MATERNITAS
POST PARTUM SECTIO CAESAREA
Disusun Oleh :
SINDY SILVIANI ADE PUTRI
2211102412219
B. Etiologi
Indikasi klasik yang dapat dikemukakan sebagai dasar section caesarea adalah:
a. Prolog labour sampai neglected labour.
b. Ruptura uteri imminen
c. Fetal distress
d. Janin besar
e. Perdarahan antepartum
Sedangkan indikasi yang menambah tingginya angka persalinan dengan sectio
adalah :
a. Malpersentasi janin
1. Letak lintang Bila terjadi kesempitan panggul, maka sectio caesarea
adalah jalan /cara yang terbaik dalam melahirkan janin dengan segala letak
lintang yang janinnya hidup dan besarnya biasa. Semua primigravida dengan
letak lintang harus ditolong dengan sectio caesarea walaupun tidak ada
perkiraan panggul sempit. Multipara dengan letak lintang dapat lebih dulu
ditolong dengan cara lain.
2. Letak belakang Sectio caesarea disarankan atau dianjurkan pada
letak belakang bila panggul sempit, primigravida, janin besar dan berharga.

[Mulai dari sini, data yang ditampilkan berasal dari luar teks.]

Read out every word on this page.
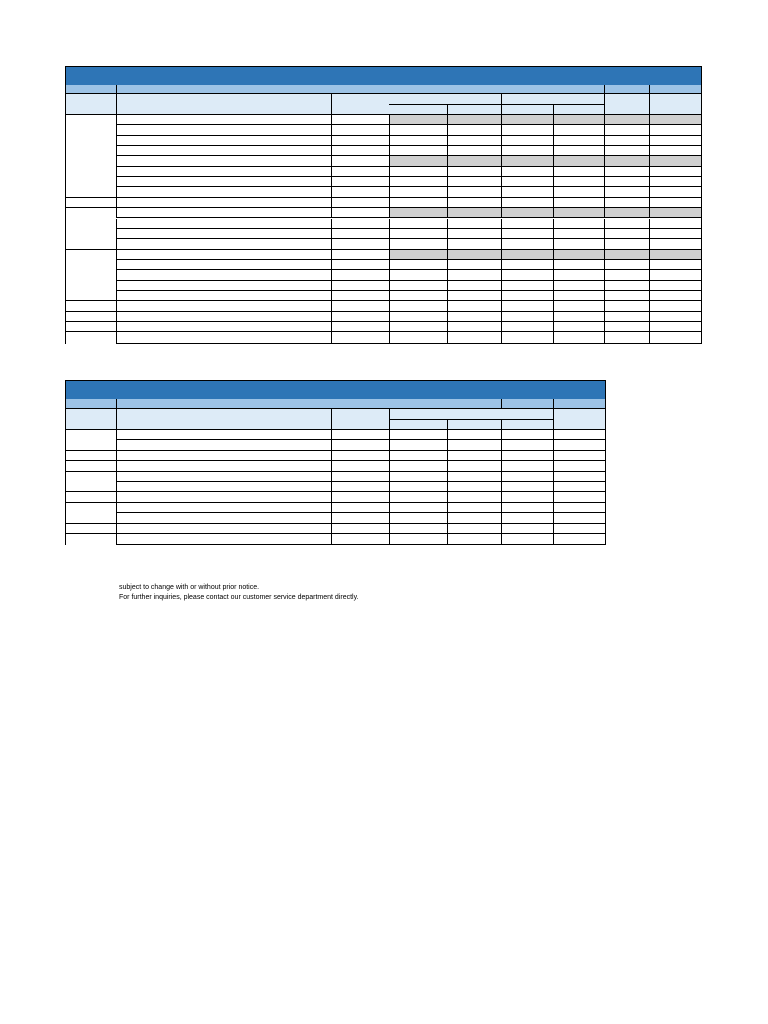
subject to change with or without prior notice.
For further inquiries, please contact our customer service department directly.
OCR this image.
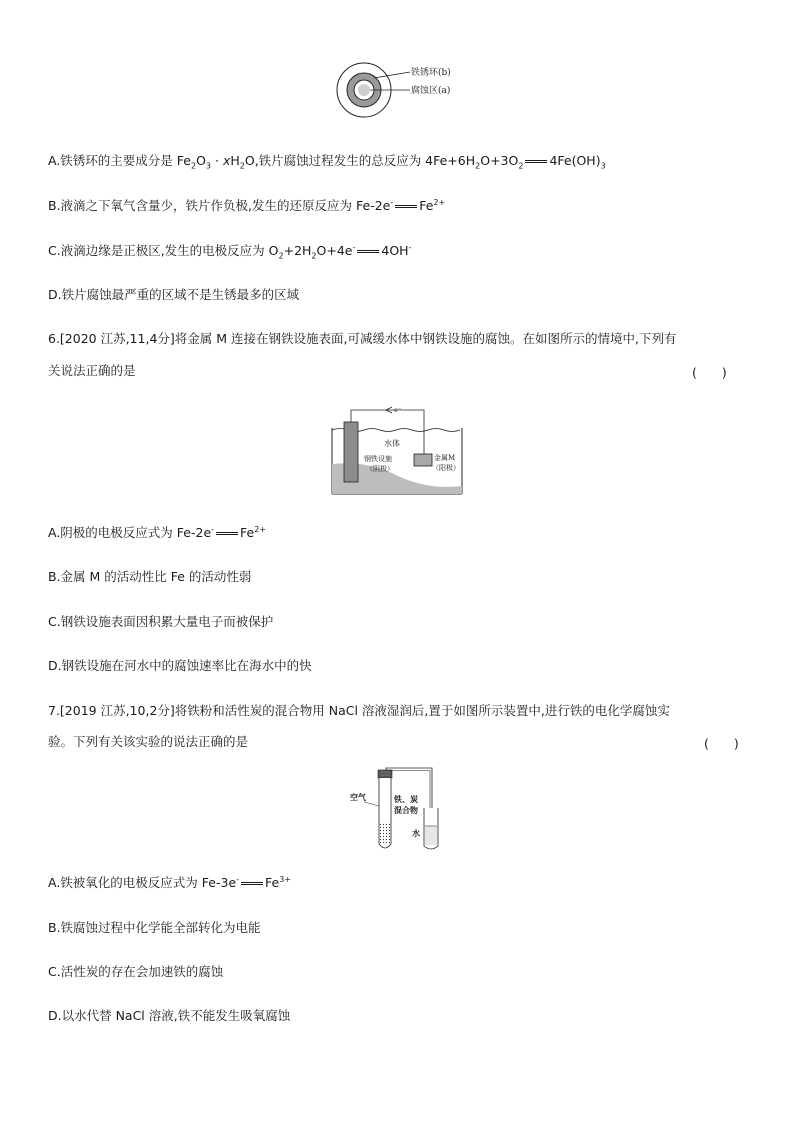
铁锈环(b)
腐蚀区(a)
A.铁锈环的主要成分是 $Fe_2O_3 \cdot xH_2O$,铁片腐蚀过程发生的总反应为 $4Fe+6H_2O+3O_2$ $4Fe(OH)_3$
B.液滴之下氧气含量少，铁片作负极,发生的还原反应为 Fe-2e- $Fe^{2+}$
C.液滴边缘是正极区,发生的电极反应为 $O_2+2H_2O+4e^-$ 4OH-
D.铁片腐蚀最严重的区域不是生锈最多的区域
6.[2020 江苏,11,4分]将金属 M 连接在钢铁设施表面,可减缓水体中钢铁设施的腐蚀。在如图所示的情境中,下列有
关说法正确的是	(　　)
e⁻
水体
钢铁设施
（阴极）
金属M
（阳极）
A.阴极的电极反应式为 Fe-2e- $Fe^{2+}$
B.金属 M 的活动性比 Fe 的活动性弱
C.钢铁设施表面因积累大量电子而被保护
D.钢铁设施在河水中的腐蚀速率比在海水中的快
7.[2019 江苏,10,2分]将铁粉和活性炭的混合物用 NaCl 溶液湿润后,置于如图所示装置中,进行铁的电化学腐蚀实
验。下列有关该实验的说法正确的是	(　　)
空气	铁、炭
混合物
水
A.铁被氧化的电极反应式为 Fe-3e- $Fe^{3+}$
B.铁腐蚀过程中化学能全部转化为电能
C.活性炭的存在会加速铁的腐蚀
D.以水代替 NaCl 溶液,铁不能发生吸氧腐蚀
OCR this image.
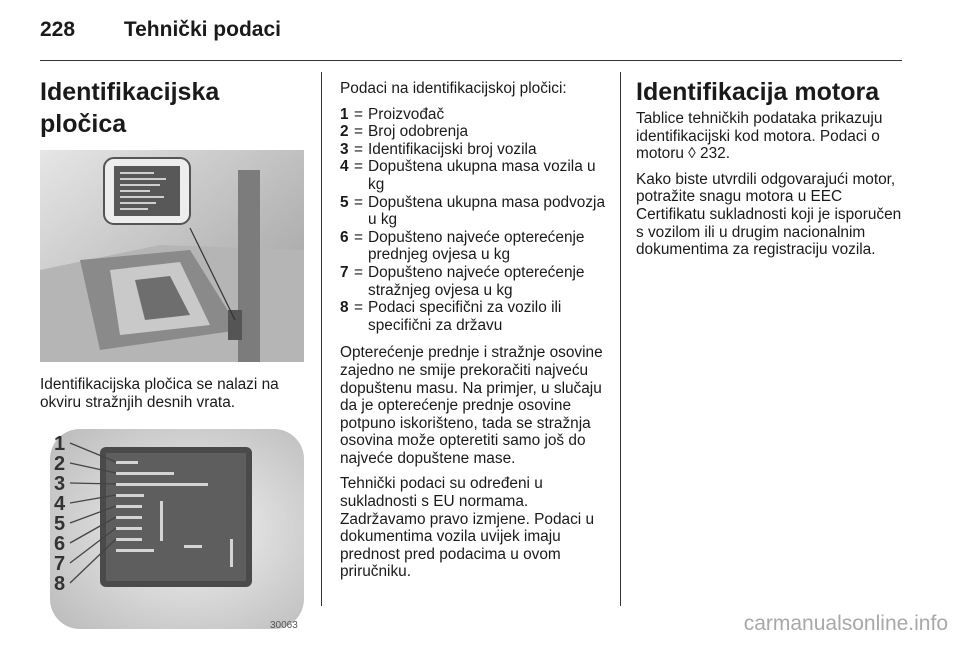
228 Tehnički podaci
Identifikacijska pločica

Identifikacijska pločica se nalazi na okviru stražnjih desnih vrata.

1
2
3
4
5
6
7
8
30063

Podaci na identifikacijskoj pločici:

1 = Proizvođač
2 = Broj odobrenja
3 = Identifikacijski broj vozila
4 = Dopuštena ukupna masa vozila u kg
5 = Dopuštena ukupna masa podvozja u kg
6 = Dopušteno najveće opterećenje prednjeg ovjesa u kg
7 = Dopušteno najveće opterećenje stražnjeg ovjesa u kg
8 = Podaci specifični za vozilo ili specifični za državu

Opterećenje prednje i stražnje osovine zajedno ne smije prekoračiti najveću dopuštenu masu. Na primjer, u slučaju da je opterećenje prednje osovine potpuno iskorišteno, tada se stražnja osovina može opteretiti samo još do najveće dopuštene mase.

Tehnički podaci su određeni u sukladnosti s EU normama. Zadržavamo pravo izmjene. Podaci u dokumentima vozila uvijek imaju prednost pred podacima u ovom priručniku.

Identifikacija motora

Tablice tehničkih podataka prikazuju identifikacijski kod motora. Podaci o motoru ◊ 232.

Kako biste utvrdili odgovarajući motor, potražite snagu motora u EEC Certifikatu sukladnosti koji je isporučen s vozilom ili u drugim nacionalnim dokumentima za registraciju vozila.

carmanualsonline.info
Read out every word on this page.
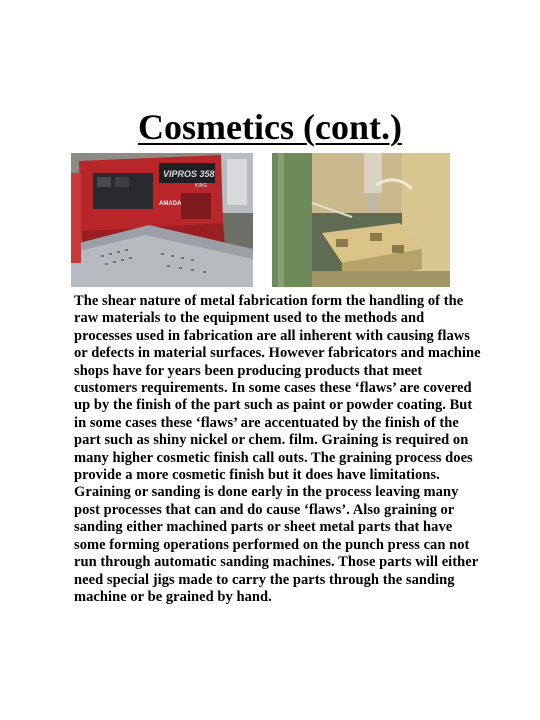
Cosmetics (cont.)
VIPROS 358
KING
AMADA

The shear nature of metal fabrication form the handling of the raw materials to the equipment used to the methods and processes used in fabrication are all inherent with causing flaws or defects in material surfaces. However fabricators and machine shops have for years been producing products that meet customers requirements. In some cases these ‘flaws’ are covered up by the finish of the part such as paint or powder coating. But in some cases these ‘flaws’ are accentuated by the finish of the part such as shiny nickel or chem. film. Graining is required on many higher cosmetic finish call outs. The graining process does provide a more cosmetic finish but it does have limitations. Graining or sanding is done early in the process leaving many post processes that can and do cause ‘flaws’. Also graining or sanding either machined parts or sheet metal parts that have some forming operations performed on the punch press can not run through automatic sanding machines. Those parts will either need special jigs made to carry the parts through the sanding machine or be grained by hand.
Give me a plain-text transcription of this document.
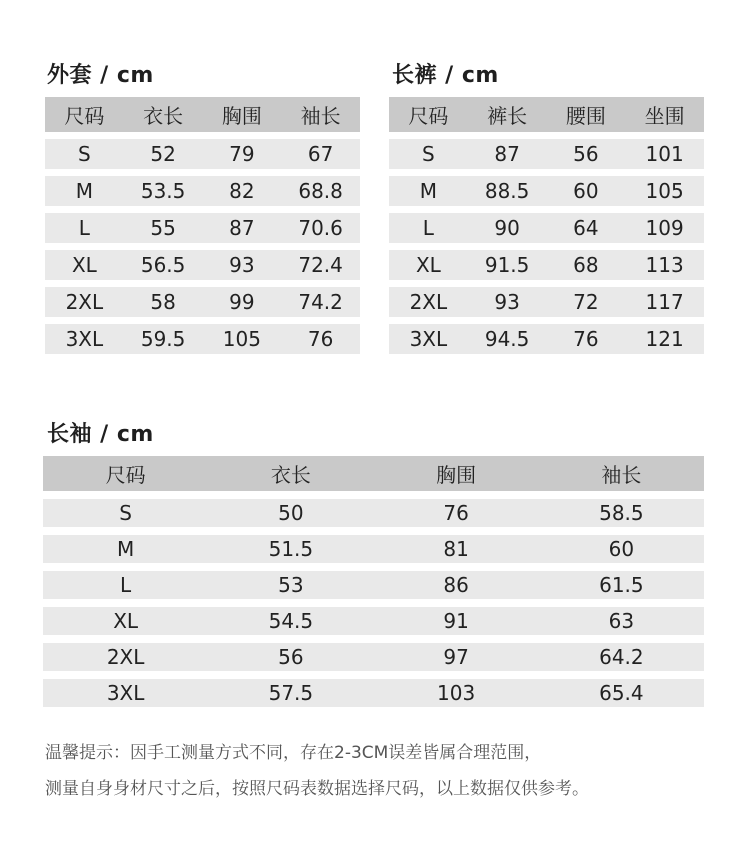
外套 / cm
尺码	衣长	胸围	袖长
S	52	79	67
M	53.5	82	68.8
L	55	87	70.6
XL	56.5	93	72.4
2XL	58	99	74.2
3XL	59.5	105	76
长裤 / cm
尺码	裤长	腰围	坐围
S	87	56	101
M	88.5	60	105
L	90	64	109
XL	91.5	68	113
2XL	93	72	117
3XL	94.5	76	121
长袖 / cm
尺码	衣长	胸围	袖长
S	50	76	58.5
M	51.5	81	60
L	53	86	61.5
XL	54.5	91	63
2XL	56	97	64.2
3XL	57.5	103	65.4
温馨提示：因手工测量方式不同，存在2-3CM误差皆属合理范围，
测量自身身材尺寸之后，按照尺码表数据选择尺码，以上数据仅供参考。
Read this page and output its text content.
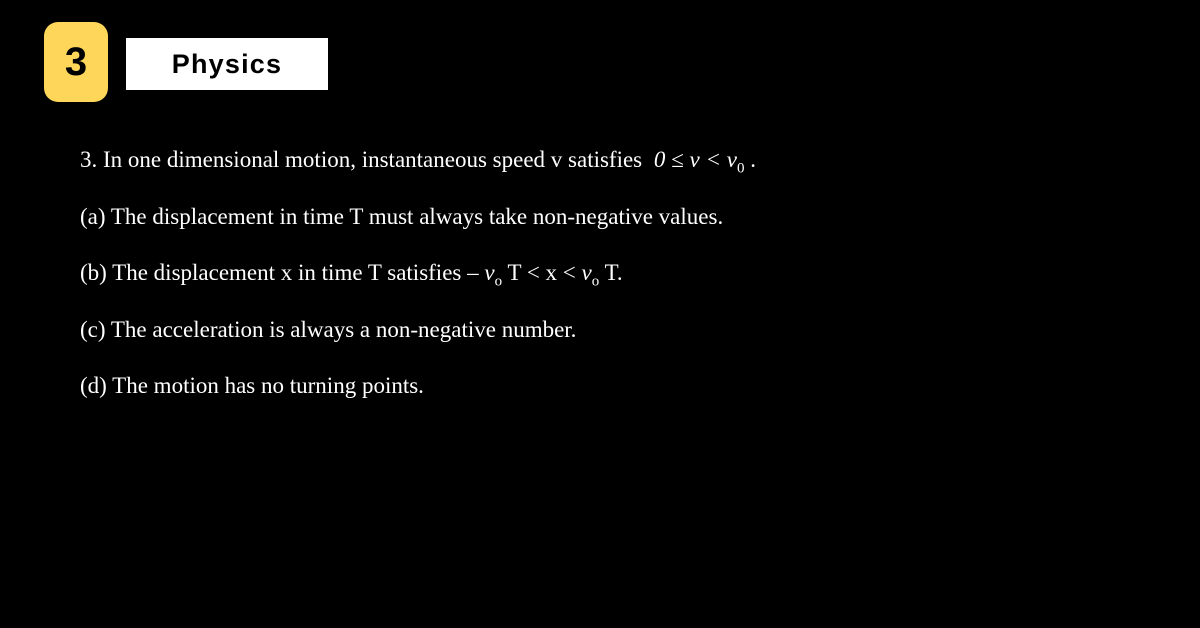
3	Physics
3. In one dimensional motion, instantaneous speed v satisfies $0 \le v < v_0$ .
(a) The displacement in time T must always take non-negative values.
(b) The displacement x in time T satisfies – $v_o$ $T < x < v_o$ T.
(c) The acceleration is always a non-negative number.
(d) The motion has no turning points.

b. Plasenta previa sentralis dan lateralis
c. Distosia serviks
E. Patofisiologi
Adanya beberapa kelainan / hambatan pada proses persalinan yang
menyebabkan bayi tidak dapat lahir secara normal / spontan, misalnya plasenta previa
sentralis dan lateralis, panggul sempit, disproporsi cephalo pelvic, rupture uteri
mengancam, partus lama, partus tidak maju, pre-eklamsia, distosia serviks, dan
malpresentasi janin. Kondisi tersebut menyebabkan perlu adanya suatu tindakan
pembedahan yaitu Sectio Caesarea (SC).
Dalam proses operasinya dilakukan tindakan anestesi yang akan menyebabkan
pasien mengalami imobilisasi sehingga akan menimbulkan masalah intoleransi
aktivitas. Adanya kelumpuhan sementara dan kelemahan fisik akan menyebabkan
pasien tidak mampu melakukan aktivitas perawatan diri pasien secara mandiri
sehingga timbul masalah defisit perawatan diri.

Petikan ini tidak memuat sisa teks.